Writer’s block is terrible.
There really is nothing quite like the burden of a blank page.
I wrote some words, incorporated a poem and a fable, jotted some more notes, figured out how I wanted to end it, and stopped. I wrote two introductions, filled in a good 500 words. And stopped, because I’m afraid you won’t like it. And now I’m telling you about it.
Maybe one day you’ll get to read it.
* * *
I think my struggle to write that blog post (which is awesome in my head!), is kind of a microcosm of my own existential struggle to know what it means to really “be oneself” in a world where no one knows how to be themselves. It’s been a fascinating realization in the past year that I spend so much time worrying about how to meet the approval of people who are worried about meeting mine. That when it comes down to it, none of us really know what we’re doing or who we are, but we think that everyone else does–we think not only that everyone else knows what they’re doing and who they are, but they also know what we should be doing and who we should be. And so we’re more interested in what the other thinks about what we’ve said than actually saying anything worth saying; we’re more interested in what the other thinks about what we’re doing than actually doing something worthwhile.

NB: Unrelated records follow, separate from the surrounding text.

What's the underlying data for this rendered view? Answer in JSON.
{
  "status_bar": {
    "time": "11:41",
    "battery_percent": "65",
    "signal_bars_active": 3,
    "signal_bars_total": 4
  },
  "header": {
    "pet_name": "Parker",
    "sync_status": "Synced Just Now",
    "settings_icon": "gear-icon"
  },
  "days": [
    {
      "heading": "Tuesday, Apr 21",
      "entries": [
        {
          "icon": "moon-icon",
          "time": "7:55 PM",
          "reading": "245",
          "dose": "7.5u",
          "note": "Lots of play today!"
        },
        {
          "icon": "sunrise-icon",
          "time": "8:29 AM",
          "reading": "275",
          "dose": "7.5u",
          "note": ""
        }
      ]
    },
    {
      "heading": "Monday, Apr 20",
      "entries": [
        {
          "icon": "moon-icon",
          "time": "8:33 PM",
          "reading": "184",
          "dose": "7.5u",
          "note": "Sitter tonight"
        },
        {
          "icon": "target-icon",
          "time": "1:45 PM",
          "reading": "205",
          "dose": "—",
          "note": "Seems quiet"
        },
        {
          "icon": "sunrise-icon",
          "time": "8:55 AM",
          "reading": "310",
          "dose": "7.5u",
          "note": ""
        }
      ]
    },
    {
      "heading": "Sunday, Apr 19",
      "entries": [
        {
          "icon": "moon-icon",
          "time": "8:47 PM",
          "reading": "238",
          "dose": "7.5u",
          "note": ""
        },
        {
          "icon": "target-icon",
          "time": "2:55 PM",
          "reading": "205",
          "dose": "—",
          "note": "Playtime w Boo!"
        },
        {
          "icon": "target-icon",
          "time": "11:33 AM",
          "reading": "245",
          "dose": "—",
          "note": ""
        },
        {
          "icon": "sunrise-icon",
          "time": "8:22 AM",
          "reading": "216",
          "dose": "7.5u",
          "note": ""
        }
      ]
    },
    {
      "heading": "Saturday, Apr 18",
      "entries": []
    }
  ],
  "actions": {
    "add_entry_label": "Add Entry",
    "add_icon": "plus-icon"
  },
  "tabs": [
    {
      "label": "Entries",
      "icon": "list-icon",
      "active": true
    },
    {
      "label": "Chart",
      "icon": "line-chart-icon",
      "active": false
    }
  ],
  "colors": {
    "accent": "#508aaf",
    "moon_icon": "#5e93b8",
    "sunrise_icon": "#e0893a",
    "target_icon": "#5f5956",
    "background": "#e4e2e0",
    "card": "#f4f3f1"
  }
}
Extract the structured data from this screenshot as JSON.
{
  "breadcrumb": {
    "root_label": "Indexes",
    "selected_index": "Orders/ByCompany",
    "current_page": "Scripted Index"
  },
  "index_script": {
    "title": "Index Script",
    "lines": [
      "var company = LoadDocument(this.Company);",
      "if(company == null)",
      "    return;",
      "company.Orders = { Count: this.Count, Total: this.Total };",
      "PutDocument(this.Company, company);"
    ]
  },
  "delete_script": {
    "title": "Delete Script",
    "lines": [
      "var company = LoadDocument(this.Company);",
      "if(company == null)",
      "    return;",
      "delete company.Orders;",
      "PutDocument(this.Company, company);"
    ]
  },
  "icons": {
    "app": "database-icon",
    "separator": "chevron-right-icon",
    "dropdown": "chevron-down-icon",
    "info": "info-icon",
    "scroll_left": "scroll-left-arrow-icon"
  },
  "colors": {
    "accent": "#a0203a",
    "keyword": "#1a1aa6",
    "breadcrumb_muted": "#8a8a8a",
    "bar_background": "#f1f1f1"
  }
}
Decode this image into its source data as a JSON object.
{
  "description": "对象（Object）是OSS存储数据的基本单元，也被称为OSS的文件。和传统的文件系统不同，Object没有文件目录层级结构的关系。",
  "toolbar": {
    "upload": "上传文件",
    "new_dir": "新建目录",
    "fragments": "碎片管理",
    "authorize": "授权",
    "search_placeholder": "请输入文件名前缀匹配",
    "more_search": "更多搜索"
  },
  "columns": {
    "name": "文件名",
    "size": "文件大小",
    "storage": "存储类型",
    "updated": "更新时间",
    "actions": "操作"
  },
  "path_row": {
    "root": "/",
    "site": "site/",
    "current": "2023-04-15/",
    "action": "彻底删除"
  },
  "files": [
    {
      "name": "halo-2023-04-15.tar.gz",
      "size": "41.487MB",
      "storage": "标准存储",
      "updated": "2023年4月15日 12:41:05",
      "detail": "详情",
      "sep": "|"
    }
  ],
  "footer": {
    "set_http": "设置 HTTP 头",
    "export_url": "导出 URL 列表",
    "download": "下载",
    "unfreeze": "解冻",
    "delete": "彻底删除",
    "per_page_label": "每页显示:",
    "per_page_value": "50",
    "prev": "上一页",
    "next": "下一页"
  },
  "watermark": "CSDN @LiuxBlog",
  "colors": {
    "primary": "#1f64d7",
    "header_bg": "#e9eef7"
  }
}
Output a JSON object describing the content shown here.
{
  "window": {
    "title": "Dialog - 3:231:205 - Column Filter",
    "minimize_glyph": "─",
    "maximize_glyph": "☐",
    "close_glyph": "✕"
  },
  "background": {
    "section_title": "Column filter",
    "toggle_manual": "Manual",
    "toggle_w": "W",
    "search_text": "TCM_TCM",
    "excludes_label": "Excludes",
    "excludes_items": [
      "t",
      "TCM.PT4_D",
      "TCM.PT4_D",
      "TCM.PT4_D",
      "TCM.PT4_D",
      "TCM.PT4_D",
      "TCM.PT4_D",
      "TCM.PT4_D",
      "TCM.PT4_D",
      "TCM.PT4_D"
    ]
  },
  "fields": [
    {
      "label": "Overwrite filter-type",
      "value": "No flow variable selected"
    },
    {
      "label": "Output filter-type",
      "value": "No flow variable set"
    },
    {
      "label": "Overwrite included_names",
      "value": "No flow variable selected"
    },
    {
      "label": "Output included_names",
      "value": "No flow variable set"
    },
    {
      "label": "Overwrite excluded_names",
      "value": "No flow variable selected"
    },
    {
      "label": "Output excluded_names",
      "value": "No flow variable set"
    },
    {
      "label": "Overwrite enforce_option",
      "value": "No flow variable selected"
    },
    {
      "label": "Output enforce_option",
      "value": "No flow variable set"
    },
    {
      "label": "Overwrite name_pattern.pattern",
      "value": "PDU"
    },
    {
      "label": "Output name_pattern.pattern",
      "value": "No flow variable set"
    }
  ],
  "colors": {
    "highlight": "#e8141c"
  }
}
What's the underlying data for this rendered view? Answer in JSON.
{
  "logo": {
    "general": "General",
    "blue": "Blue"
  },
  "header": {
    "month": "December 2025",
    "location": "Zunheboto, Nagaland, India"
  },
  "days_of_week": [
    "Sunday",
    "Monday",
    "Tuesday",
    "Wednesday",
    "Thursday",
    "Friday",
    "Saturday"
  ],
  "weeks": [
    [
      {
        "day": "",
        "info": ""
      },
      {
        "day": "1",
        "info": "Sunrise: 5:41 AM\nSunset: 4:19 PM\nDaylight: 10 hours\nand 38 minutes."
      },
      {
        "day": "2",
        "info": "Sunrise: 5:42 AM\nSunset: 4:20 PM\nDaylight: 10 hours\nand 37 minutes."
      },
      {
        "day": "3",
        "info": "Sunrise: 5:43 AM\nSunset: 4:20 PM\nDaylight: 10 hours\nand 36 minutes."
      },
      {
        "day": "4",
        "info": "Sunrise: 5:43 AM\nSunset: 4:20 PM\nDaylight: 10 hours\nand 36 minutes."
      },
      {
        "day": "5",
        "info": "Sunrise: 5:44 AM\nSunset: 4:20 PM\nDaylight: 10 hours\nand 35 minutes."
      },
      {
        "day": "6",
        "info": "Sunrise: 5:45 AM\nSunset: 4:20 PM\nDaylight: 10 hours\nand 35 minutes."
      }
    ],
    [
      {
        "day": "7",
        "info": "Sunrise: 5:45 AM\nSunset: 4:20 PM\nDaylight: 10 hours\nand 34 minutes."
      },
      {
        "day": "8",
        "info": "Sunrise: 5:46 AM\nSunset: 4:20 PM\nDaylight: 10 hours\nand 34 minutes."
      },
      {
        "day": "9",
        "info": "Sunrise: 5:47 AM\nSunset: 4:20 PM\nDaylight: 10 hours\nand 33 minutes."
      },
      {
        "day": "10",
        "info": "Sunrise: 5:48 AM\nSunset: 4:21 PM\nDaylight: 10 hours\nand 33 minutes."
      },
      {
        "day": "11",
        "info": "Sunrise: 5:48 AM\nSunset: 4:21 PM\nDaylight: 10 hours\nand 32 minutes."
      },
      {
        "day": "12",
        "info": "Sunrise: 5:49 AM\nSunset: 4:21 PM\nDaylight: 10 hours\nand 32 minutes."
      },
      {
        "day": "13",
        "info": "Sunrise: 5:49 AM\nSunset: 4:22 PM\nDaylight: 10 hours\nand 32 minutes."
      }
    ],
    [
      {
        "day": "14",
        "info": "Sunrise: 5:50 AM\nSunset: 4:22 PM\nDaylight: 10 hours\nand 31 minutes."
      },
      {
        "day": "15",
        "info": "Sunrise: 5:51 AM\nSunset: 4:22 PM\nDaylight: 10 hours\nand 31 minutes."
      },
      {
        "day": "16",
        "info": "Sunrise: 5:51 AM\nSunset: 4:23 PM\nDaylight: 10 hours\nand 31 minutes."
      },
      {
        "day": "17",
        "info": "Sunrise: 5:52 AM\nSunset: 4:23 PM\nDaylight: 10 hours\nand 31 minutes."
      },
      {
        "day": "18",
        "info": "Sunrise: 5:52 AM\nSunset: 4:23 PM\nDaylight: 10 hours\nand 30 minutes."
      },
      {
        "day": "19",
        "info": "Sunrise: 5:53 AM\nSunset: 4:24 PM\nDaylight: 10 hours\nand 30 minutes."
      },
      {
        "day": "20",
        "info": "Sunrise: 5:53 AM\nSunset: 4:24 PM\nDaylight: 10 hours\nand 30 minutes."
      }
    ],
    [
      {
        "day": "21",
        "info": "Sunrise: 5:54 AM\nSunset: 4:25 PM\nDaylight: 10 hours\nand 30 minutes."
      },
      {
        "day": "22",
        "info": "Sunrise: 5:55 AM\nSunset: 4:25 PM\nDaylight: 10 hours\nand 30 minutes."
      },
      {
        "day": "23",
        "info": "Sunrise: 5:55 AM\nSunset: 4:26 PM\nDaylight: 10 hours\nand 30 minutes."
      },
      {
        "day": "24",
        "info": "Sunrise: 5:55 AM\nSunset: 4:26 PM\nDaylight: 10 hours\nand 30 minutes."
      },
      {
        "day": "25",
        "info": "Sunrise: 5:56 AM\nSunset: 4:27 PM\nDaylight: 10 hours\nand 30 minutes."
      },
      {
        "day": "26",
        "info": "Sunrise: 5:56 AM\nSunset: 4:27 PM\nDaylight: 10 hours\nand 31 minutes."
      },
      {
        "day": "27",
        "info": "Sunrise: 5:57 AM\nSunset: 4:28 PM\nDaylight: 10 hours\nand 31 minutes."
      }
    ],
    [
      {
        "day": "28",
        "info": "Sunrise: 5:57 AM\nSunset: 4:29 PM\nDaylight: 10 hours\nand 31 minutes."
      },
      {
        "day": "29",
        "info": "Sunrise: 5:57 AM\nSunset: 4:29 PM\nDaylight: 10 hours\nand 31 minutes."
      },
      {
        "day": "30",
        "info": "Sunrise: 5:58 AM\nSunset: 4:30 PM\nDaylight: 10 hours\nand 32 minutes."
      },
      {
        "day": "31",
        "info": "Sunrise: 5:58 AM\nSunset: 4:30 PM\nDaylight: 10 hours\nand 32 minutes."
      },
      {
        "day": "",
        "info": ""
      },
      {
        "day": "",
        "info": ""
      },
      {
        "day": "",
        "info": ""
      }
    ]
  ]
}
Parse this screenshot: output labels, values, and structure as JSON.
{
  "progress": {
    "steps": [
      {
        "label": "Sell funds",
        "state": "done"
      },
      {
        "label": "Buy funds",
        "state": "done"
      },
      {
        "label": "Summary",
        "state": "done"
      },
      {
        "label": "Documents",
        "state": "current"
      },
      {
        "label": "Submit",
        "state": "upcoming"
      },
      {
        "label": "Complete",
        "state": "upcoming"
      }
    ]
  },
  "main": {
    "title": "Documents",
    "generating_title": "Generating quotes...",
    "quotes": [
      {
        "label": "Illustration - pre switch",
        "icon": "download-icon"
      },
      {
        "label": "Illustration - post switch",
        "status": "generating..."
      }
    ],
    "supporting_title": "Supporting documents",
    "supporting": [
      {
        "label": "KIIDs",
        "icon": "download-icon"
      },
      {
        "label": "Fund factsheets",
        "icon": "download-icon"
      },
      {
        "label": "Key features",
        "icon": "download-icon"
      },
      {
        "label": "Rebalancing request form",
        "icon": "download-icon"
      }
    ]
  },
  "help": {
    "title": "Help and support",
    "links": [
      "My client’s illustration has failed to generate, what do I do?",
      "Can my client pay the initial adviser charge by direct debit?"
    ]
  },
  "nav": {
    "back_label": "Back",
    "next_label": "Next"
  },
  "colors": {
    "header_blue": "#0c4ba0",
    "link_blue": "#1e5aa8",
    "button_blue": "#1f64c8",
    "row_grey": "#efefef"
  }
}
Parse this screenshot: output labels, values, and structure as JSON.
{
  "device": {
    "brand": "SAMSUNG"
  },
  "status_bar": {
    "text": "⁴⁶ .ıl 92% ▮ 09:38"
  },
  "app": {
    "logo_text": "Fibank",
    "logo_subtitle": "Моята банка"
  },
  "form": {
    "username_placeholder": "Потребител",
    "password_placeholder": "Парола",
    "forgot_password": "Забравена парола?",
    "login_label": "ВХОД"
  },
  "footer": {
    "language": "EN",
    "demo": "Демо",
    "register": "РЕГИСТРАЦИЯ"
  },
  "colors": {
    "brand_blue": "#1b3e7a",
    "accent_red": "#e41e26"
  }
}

For me, this people-pleasing, second-guessing, deep insecurity comes out in various ways, depending on the context. But one of the primary ways it rears its ugly head is the inability to feel comfortable talking about my thoughts. We talk all the time about being “genuine,” about “self-expression,” about “transparency;” but it doesn’t take long to realize that these words just create a new context to hide and new rules for what’s valid and worthwhile to talk about. And once I learn the rules, I tend to think the other thoughts aren’t valid, aren’t worth communicating, and shouldn’t even be entertained.
So I get paralyzed by the knowledge that most of the things I want to write, I can’t–because it might make someone uncomfortable; or worse, everyone else will get the joke that I won’t: that what I just wrote wasn’t worth writing.
Yet, for some reason, you keep reading. And, for some reason, I keep writing.
So this is a thank-you, faithful reader, for reading what I do write, and for encouraging me to keep doing it. And it’s an encouragement to you that none of us knows who we are, what we should say, or what we should be doing. So there’s one less thing to worry about.